Но я успевал. Всегда успевал вскочить на подножку уходящего поезда, в самый последний момент брал высоту, отбрасывая в сторону паралич неуверенности. И главной опорой преодоления оказывалась конкретная творческая задача.
Роли, стихи, дневники, наивные пробы праздного сочинительства – они никогда не предавали меня. Не уходили, как друзья и надежды. Спасали в унынии. Бога не могли заменить, но пытались. До встречи с Ним было еще далеко. А пока я еще спотыкался в потемках. Ломился в закрытую дверь, хотя открытая была рядом. Стоило только сделать к ней шаг и войти… Ведь даже в буквальном смысле частенько прибегали мы маленькими пацанами через улицу на церковный двор, давили на кнопку входного звонка и, спрятавшись за углом, с восторгом наблюдали недоумение открывающего дверь священника, как он оглядывался, не понимая, кто это позвонил. А это я, я звонил и тоже не понимал, куда стучался в слепом восторге безотчетной шалости. Не понимал, зачем лезу на дерево посреди железнодорожных путей смотреть, как мчатся уходящие поезда. Куда я лезу? Куда они убегают, перебивая гудками церковный звон? И уже взрослым, женившись, привожу свою Таню к храму Святого Трифона Великомученика, и мы вместе лезем на это же дерево, чтобы увидеть те поезда, уходящие прочь из нашего детства. И мы любим. Мы счастливы. Мы думаем, что нашли то, что искали. Искали в дружбе, искали в любви.
Не мог поверить – недавно узнал, что он умер. Мой первый товарищ, тезка, брат Женька Бачулис – сосед по лестничной клетке. Там встречались с ним каждый день у пахнувшей кошками металлической лестницы винтом, увлекающей на темный чердак, где страшно. И в сладком испуге обратно вниз по железу ступеней, опрометью, гремя каблуками на весь подъезд, туда, где светло и привычно. Домой. К нему или ко мне.
Играли в солдатиков, в плошки, шашки и домино. Постарше – в шахматы. Взялся – ходи! Возились, боролись, смотрели в окно. Сквозь дождь, сквозь снег, на крыши сараев, с которых прыгали прямо в сугроб.

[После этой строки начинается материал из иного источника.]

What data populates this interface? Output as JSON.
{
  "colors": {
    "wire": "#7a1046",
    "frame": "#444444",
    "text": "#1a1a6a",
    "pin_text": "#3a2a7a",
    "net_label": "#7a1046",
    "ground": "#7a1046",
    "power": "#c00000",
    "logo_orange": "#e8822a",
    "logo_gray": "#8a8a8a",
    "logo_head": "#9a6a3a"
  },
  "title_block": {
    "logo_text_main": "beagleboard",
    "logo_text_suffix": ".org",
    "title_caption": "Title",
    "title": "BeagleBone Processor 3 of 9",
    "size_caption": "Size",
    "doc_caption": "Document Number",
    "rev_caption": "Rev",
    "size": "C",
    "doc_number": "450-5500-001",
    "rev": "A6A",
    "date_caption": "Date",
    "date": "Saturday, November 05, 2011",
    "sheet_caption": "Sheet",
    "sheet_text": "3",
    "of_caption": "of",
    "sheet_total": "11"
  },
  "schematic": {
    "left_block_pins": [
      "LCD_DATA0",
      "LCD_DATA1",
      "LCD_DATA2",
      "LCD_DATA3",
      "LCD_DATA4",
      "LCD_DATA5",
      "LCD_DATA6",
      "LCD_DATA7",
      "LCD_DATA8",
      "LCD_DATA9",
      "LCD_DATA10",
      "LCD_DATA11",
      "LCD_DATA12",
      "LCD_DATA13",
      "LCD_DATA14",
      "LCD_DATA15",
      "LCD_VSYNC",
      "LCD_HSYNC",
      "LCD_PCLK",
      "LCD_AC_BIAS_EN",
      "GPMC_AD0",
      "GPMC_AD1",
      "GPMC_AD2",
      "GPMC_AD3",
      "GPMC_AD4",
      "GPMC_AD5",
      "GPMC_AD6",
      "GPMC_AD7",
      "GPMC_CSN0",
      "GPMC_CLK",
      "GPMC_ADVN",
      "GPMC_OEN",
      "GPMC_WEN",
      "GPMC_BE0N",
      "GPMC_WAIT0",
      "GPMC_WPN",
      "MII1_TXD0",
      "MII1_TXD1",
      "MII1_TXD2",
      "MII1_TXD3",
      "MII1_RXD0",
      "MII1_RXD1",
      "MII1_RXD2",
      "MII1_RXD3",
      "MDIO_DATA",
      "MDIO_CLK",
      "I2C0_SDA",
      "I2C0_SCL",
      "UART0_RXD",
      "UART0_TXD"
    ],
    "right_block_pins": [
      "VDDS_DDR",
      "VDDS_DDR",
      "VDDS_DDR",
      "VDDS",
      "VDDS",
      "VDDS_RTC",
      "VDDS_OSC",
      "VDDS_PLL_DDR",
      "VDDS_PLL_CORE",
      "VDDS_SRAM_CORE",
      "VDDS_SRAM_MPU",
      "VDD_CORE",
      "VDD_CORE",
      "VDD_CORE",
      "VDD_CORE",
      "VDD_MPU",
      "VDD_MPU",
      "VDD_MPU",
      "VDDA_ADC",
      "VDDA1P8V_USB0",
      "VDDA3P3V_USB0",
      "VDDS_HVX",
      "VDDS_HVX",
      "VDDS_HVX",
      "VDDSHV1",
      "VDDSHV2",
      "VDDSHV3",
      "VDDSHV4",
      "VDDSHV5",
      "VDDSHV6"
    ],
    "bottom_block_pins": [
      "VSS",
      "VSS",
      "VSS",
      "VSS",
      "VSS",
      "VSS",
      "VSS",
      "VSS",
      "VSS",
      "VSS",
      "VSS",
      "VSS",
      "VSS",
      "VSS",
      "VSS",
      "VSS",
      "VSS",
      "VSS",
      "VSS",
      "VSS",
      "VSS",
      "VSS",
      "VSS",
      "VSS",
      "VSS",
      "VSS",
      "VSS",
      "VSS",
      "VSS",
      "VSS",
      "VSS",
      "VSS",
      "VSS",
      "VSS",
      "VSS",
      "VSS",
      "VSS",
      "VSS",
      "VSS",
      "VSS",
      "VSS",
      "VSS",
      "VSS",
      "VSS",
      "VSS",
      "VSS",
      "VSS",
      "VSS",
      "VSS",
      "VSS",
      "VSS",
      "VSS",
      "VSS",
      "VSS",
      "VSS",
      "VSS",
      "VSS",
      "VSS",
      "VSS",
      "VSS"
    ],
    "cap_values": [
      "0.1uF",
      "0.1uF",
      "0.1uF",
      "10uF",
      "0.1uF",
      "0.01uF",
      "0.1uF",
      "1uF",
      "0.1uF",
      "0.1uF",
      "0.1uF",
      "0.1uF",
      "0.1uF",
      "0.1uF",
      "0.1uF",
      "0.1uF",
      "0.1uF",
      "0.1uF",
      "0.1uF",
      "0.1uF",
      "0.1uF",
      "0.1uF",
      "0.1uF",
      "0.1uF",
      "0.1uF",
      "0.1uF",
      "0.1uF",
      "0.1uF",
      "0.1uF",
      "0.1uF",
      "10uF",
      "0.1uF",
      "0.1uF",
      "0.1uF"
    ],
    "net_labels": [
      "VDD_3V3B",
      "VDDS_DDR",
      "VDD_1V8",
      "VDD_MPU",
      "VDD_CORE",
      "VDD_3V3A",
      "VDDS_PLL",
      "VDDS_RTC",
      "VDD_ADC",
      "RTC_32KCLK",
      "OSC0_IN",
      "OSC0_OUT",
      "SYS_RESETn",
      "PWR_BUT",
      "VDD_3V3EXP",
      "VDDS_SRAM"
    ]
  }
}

Зимой лепили голую снежную бабу и похотливо мечтали о бабе живой. Уговаривали подружку из соседнего дома изображать «маму с папой». Она соглашалась, ложилась в постель вместе с Женькой. Не знаю, чем они там занимались. Я дрейфил – сидел на атасе за дверью в соседней комнате. Мучился воображением, трусливо ждал свою очередь и как спасение воспринимал ничего не подозревающего отца, уводившего меня за руку кушать и спать: «Сколько можно сидеть у Бачулиса!» Когда же я подневольно нудил бесконечные гаммы или часами просиживал за школьными заданиями, Женька терпеливо сидел на сундуке у входной двери нашей коммунальной квартиры, дожидаясь моего досрочного освобождения. Но в коридор выходил дедушка Витя: «Женя Бачулис, иди домой. Ступай, ступай, завтра придешь. Наш Женя занят. Спокойной ночи!»
Женька часто оставался один. Можно сказать с еще несмышленого возраста. Никто толком не знал, как это произошло, но говорили, что мать в очередной раз оставила его без присмотра, выскочив в магазин. Младенец потянул на себя клеенку, на которой стоял керогаз. Тот упал со стола прямо на ребенка. Волосы его тут же вспыхнули. Он закричал. На счастье сосед пришел на обед с работы, услышал крик и спас Женьку. Но навсегда осталась метка у мальчика на обожженном виске, незаметно прикрываемая курчавым смоляным чубом. Женька вырос, стал стоматологом, однако взрослыми мы почти не общались. Так – пару раз повстречались в метро и только. Дом-то наш расселили, потом снесли.
Перед глазами осталась картина: дедушка Витя и Женька на сундуке, и слова в темноте коридора: «Женя Бачулис, иди, ступай, завтра придешь!..» И Женька уходит. И больше не придет никогда!.. Кто бы знал! Женька, Женька…
Теряя друзей, мы взрослеем. Но память, наша память навсегда оставляет их там, куда зовет нас безжалостная ностальгия. Ностальгия по Родине. Куда бы не забросили меня земные пути, куда бы не унесли устремления моего сознания, я всегда возвращаюсь. Возвращаюсь, чтобы не заблудиться среди людей и пространств, чтобы не предать себя, возвращаюсь по звездам воспоминаний. Я устал, я падаю на пороге. Вот он – мой дом, моя семья, моя Россия. Господи, дай нам силы!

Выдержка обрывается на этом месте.